Abstract

A well-established event of intraplate basin inversion and basement thrusting affected central Europe in Late Cretaceous time. It is widely accepted to have resulted from the collision of the Alpine orogen with Europe's margin. At that time an early Alpine orogen, located on the leading edge of the Adria microplate, still lay far southeast of its present-day position and had entered a phase of extension after a first orogenic event characterized by W- to NW-directed thrusting. This configuration is not likely to have induced SSW-NNE–directed thrusting and folding in the future European foreland that was still separated from the Alpine wedge by a strip of oceanic lithosphere.

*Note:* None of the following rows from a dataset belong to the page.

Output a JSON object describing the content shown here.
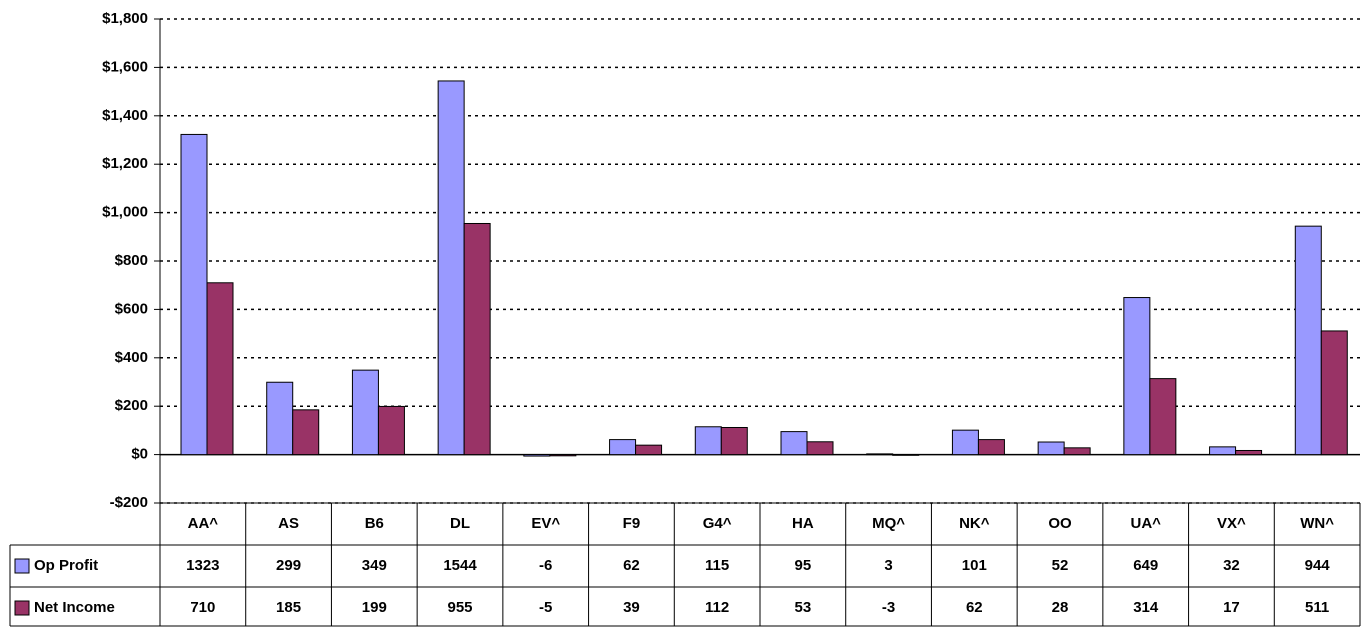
{
  "chart_data": {
    "type": "bar",
    "categories": [
      "AA^",
      "AS",
      "B6",
      "DL",
      "EV^",
      "F9",
      "G4^",
      "HA",
      "MQ^",
      "NK^",
      "OO",
      "UA^",
      "VX^",
      "WN^"
    ],
    "series": [
      {
        "name": "Op Profit",
        "color": "#9999ff",
        "values": [
          1323,
          299,
          349,
          1544,
          -6,
          62,
          115,
          95,
          3,
          101,
          52,
          649,
          32,
          944
        ]
      },
      {
        "name": "Net Income",
        "color": "#993366",
        "values": [
          710,
          185,
          199,
          955,
          -5,
          39,
          112,
          53,
          -3,
          62,
          28,
          314,
          17,
          511
        ]
      }
    ],
    "ylim": [
      -200,
      1800
    ],
    "yticks": [
      {
        "value": -200,
        "label": "-$200"
      },
      {
        "value": 0,
        "label": "$0"
      },
      {
        "value": 200,
        "label": "$200"
      },
      {
        "value": 400,
        "label": "$400"
      },
      {
        "value": 600,
        "label": "$600"
      },
      {
        "value": 800,
        "label": "$800"
      },
      {
        "value": 1000,
        "label": "$1,000"
      },
      {
        "value": 1200,
        "label": "$1,200"
      },
      {
        "value": 1400,
        "label": "$1,400"
      },
      {
        "value": 1600,
        "label": "$1,600"
      },
      {
        "value": 1800,
        "label": "$1,800"
      }
    ],
    "grid": true
  }
}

By contrast, the onset of intraplate contraction coincides with an important change in relative motion between the European and African plates. At ca. 90 Ma, Africa's SSE-directed sinistral transform motion relative to Europe changed to NE-directed convergence. This agrees well with the timing and kinematics of intraplate thrusting in central Europe. Structures of similar age and kinematics occurring in southern France, Spain, and North Africa suggest that the Late Cretaceous pulse of contraction was caused by pinching west-central Europe's thin lithosphere between Baltica and Africa. Only since the onset of N-directed thrusting in the Alps in Paleocene or Eocene time are the kinematics of the Alps and their European foreland compatible, indicating that mechanical coupling between Africa-Europe and the Adria microplate had been achieved.